Formula for when supervised isolation forest is to be used. Ignored if object is provided.

data

Data frame used for fitting isolation forest. Ignored if object is provided.

...

Additional options to be passed to rfsrc.

Details

Isolation Forest (Liu et al., 2008) is a random forest procedure for detecting anomalous data. In the original method, random trees are constructed using pure random splitting with each tree constructed from a subsample of the data. Typically the subsample size is much smaller than 0.632, the rate used with random forests. The idea is that under random splitting, and because of extreme subsampling, rare or anomalous data will tend to split early and become isolated very quickly. Because of this, the depth of an observation, defined as the number of splits needed to be become a terminal node, can be used to find anomalous observations: anomalous data points are those with relatively small depth values.
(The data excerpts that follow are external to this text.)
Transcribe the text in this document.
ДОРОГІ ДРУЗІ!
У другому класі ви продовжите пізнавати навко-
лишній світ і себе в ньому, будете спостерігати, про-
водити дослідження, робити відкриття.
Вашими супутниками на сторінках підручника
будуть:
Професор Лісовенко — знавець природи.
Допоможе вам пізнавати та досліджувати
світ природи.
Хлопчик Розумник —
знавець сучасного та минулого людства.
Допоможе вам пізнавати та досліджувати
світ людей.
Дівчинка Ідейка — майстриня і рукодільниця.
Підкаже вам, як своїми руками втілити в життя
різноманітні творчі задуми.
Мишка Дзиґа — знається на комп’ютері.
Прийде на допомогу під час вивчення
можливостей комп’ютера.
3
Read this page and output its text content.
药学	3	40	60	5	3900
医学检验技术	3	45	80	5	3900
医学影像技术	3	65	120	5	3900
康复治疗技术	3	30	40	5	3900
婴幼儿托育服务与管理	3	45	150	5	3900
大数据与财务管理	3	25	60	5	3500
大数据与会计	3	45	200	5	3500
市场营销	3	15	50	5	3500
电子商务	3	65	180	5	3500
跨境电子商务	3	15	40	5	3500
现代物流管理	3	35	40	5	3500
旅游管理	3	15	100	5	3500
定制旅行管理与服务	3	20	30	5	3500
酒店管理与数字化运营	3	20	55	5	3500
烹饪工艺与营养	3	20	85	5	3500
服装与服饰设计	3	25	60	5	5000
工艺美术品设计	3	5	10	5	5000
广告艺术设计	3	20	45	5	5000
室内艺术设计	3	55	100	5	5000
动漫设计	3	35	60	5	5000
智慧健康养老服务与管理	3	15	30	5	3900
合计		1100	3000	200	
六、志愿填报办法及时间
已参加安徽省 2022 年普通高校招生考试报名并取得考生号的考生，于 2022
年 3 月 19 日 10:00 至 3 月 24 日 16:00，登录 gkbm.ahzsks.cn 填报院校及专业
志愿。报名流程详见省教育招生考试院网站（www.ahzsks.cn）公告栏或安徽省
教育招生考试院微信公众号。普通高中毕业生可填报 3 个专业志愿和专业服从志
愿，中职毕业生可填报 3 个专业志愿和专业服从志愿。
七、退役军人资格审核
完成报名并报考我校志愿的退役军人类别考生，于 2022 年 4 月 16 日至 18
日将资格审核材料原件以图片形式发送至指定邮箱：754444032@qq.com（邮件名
There are several ways to run the code. The default is to provide a formula and a data set via options formula and data. In the case of unsupervised analysis (which is the usual application of isolation forest), the user only needs to pass in a data set using data. In this setting, the option method is applicable (see above). In the case where both a formula and data set is provided, then a supervised analysis is run. The option method is no longer applicable in this case. This is the less conventional approach.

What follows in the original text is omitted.